While Ericsson has flagged near-term supply disruptions, Huawei has also faced a political backlash over alleged use of networking equipment to spy for the Chinese government, which the company has denied.
Nokia has been hampered by delays in its 5G system-on-chip (SoC) development, which allows a single chip to carry an entire computer system and should enable it to produce its network technology more cheaply.
In the latest contract awards by China Mobile (0941.HK), the world’s largest telecom company, Nokia missed out entirely.
Nokia also didn’t win any 5G contracts from China Unicom [0762.HK] and China Telecom [0728.HK], according to media reports.
However, it was not clear if Nokia had chosen to opt out rather than chase business at any price.
“We remain a long-term player in China and our commitment to China remains, but as you know, we have always taken disciplined approach to our business in China, which is focused on profitability as opposed to market share,” Nokia told Reuters in an emailed statement.
Nokia, however, is set to grow this year in North America, its biggest market.
After the completion of a merger, the combined T-Mobile (TMUS.O) and Sprint is pushing ahead with the rollout of 5G. That bodes well for Nokia - a key supplier to both.
“Samsung historically had 1/3 share at Sprint, and we believe this share may shift more to Nokia as part of a new strategy,” BofA analysts said.

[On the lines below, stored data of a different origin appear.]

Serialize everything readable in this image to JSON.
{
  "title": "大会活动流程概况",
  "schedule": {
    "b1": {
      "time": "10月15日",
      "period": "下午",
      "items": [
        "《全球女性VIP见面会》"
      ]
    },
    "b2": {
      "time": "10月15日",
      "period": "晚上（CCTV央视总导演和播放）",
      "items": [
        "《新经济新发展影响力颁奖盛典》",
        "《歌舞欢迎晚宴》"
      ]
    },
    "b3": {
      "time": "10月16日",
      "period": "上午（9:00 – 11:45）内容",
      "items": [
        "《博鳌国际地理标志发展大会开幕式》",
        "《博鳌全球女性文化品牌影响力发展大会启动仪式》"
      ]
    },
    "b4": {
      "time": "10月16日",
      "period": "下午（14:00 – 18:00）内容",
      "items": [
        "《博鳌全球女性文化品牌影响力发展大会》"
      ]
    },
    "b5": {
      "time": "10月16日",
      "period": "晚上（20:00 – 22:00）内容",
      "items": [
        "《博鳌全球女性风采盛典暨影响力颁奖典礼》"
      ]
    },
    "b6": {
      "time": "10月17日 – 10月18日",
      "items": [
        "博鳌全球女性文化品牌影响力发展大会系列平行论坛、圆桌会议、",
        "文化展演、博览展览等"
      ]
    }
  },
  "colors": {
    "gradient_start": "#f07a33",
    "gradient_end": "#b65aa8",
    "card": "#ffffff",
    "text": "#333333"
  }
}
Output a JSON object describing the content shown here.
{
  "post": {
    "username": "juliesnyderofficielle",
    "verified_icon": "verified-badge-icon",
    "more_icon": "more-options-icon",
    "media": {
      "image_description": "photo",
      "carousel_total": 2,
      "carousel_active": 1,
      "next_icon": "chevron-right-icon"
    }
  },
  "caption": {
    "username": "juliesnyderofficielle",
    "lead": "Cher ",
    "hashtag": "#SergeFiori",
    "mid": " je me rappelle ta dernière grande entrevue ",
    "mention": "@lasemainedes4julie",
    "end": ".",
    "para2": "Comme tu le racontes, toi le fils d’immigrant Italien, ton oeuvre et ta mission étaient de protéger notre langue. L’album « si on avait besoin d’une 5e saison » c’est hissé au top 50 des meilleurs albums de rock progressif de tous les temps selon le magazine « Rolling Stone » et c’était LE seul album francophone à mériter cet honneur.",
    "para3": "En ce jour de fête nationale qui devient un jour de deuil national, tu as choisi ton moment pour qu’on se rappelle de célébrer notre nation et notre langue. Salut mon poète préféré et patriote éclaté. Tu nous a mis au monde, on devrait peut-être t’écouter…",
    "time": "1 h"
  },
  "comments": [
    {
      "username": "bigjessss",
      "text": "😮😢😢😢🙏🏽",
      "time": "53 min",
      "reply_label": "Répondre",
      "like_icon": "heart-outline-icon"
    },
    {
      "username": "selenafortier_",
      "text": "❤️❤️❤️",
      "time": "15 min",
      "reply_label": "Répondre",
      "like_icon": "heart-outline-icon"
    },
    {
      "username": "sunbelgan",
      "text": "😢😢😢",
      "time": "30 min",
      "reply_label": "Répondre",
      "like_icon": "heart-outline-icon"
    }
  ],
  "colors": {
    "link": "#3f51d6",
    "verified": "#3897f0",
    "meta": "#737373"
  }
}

Nokia shares, which took a beating last year, recovered some of those losses after rumors here surfaced that it may be a takeover target.
“We must also note, especially given recent M&A rumors, that Nokia’s minimal participation in China 5G markets may increase its attractiveness in the US 5G ‘national champion’ acquisition scenario,” Northland Capital analyst Tim Savageaux wrote in a note.